Imagine that you are the Almighty. You have power over the whole world and all the people in it. You want to spread your message to the masses, so you can save people from going to the hell you yourself created as punishment for the sinful nature you instilled within them. You have many possible methods of communication open to you. You could get everyone’s attention by splitting the sky and pointing your immense Caucasian-hued hand down from the clouds like a piece of Monty Python animation. You could give every man, woman and child his or her own burning bush. You could write it in rainbows in the sky. You could take out ads on every Clear Channel radio station – assuming that isn’t yet redundant.

    Or you could choose to speak through a human emissary. This seems like a pretty inefficient way to get your message across, but what do I know? It seems like you’d want to select a talented, intelligent speaker who has the ability to communicate and connect with a broad swath of humanity. Someone like the Rev. Martin Luther King, Jr. would be an excellent choice for your spokesman. Or maybe Don LaFontaine, whose name is unfamiliar, but who you would recognize as The One Man – Who Lends His Voice – To Every Movie Trailer – EVER. Think how many converts you could get if you hired that guy to do the Voiceover of Revelation! You wouldn’t even need the whole damn Bible. All you’d need would be The Gospel According To That Guy Who Made Daddy Day Care Seem Almost Worth Seeing.

    Seriously, though. Assuming He exists, God has connections. God has pull. Of all the people in the world, what possible reason could God have for choosing a messenger with the voice of a Howitzer and all the charisma of a coked-up bison?

    The Bellowing Bible-Beater and his bellicose brethren have convinced me of one tenet of their faith, though my interpretation is a bit different from theirs. People like him have convinced me that hell is real. And he is there. Not that he “will be” in hell as punishment for being obnoxious. He’s obnoxious because he’s in it, and his screams of existential pain are converted into jeremiads denouncing everyone else. He doesn’t have to be there for eternity. (I don’t believe anyone is anywhere for eternity, but that’s another matter.) He has to be there until he repents. Not his sins, his way of thinking. To “re-pent” is to think again, as should be clear to students of romance languages. Repentance in Greek is “metanoia,” to have a transfer, a transcendence of thought. Whatever this guy has, it’s not a higher thought.
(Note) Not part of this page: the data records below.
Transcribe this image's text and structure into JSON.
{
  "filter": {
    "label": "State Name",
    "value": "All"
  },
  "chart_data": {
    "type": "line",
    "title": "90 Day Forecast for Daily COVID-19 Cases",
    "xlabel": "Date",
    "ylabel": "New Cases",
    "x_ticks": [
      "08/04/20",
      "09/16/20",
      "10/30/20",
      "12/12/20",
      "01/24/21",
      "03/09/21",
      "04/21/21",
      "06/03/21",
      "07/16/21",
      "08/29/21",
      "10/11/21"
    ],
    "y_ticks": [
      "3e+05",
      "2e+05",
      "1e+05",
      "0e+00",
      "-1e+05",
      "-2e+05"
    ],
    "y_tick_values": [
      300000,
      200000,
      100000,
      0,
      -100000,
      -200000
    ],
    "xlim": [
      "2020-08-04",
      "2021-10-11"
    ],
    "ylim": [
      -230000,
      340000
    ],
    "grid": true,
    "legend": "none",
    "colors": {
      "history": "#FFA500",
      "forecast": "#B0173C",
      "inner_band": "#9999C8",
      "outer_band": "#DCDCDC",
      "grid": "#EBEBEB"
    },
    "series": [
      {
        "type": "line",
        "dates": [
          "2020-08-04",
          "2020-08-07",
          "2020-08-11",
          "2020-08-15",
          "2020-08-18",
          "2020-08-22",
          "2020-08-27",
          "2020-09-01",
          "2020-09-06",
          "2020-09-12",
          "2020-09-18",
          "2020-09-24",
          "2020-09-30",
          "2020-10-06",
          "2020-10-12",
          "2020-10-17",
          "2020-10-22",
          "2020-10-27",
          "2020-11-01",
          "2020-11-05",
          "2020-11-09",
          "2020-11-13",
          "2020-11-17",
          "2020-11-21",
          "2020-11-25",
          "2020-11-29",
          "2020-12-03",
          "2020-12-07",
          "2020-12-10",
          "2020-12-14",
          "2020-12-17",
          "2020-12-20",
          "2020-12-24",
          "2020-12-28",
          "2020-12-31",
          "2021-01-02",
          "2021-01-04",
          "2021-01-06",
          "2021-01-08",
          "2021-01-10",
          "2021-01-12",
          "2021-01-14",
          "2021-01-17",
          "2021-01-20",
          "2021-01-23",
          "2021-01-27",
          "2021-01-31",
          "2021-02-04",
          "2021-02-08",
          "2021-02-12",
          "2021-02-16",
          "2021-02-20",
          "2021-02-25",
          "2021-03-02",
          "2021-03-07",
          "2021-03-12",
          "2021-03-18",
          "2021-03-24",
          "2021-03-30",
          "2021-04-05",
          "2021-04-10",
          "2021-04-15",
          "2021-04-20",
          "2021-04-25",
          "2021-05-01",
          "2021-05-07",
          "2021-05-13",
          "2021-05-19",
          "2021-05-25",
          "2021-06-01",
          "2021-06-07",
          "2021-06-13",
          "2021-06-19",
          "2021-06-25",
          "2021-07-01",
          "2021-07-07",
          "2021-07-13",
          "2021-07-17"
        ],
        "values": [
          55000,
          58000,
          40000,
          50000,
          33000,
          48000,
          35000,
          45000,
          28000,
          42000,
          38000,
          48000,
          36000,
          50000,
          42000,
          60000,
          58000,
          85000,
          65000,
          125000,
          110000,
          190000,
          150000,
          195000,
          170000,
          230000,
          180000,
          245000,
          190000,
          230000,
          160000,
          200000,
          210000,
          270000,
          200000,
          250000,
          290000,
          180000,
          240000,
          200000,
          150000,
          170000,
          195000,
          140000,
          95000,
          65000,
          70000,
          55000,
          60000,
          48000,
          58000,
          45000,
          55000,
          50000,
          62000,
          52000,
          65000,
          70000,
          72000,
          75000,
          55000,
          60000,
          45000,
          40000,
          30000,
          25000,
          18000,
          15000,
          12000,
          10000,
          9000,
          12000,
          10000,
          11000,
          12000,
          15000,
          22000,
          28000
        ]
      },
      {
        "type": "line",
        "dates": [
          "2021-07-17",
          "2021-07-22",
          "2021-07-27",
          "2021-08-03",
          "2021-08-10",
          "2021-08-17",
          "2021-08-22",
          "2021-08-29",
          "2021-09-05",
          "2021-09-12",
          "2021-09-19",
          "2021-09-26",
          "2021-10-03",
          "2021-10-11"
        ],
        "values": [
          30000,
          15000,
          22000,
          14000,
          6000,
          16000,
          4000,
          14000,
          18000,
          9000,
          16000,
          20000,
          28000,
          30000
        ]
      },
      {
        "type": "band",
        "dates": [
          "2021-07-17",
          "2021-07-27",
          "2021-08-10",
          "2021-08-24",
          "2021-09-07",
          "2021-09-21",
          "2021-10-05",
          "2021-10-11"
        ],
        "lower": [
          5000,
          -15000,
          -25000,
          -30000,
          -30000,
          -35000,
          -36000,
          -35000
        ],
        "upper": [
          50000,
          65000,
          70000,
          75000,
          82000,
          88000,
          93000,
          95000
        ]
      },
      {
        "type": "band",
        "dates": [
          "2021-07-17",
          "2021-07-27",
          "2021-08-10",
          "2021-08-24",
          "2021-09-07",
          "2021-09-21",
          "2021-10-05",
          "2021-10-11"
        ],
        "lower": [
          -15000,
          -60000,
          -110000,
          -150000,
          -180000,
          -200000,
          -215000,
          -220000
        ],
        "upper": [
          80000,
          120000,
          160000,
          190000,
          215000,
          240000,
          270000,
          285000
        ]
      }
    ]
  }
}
    When he was on campus earlier this year, Mr. Mercy even mocked me for having long hair and a beard. He listed my long hair and beard as evidence for my non-Jesusosity. It was right about the time he mocked the crowd as a whole for wearing trendy clothing, while wearing Puma shoes and those baggy shorts with a hammer-loop off the hip. I seem to recall the Gospels having some choice words about hypocrisy: “Don’t judge, so that you won’t be judged -Why do you see the speck that is in your brother’s eye, but don’t consider the beam that is in your own eye?” (Matthew 7:3). But this isn’t the kind of Christian doctrine that Mr. Mercy is hell-bent on teaching.

    I’m not opposed to true Christian values. I’m all for peace, love, compassion, curiosity, warmth, charity and a sense of wonder and gratitude. A lot of people get these things through Christianity. A lot of people get these things outside of Christianity.

    Mr. Mercy, on the other hand, just doesn’t get it.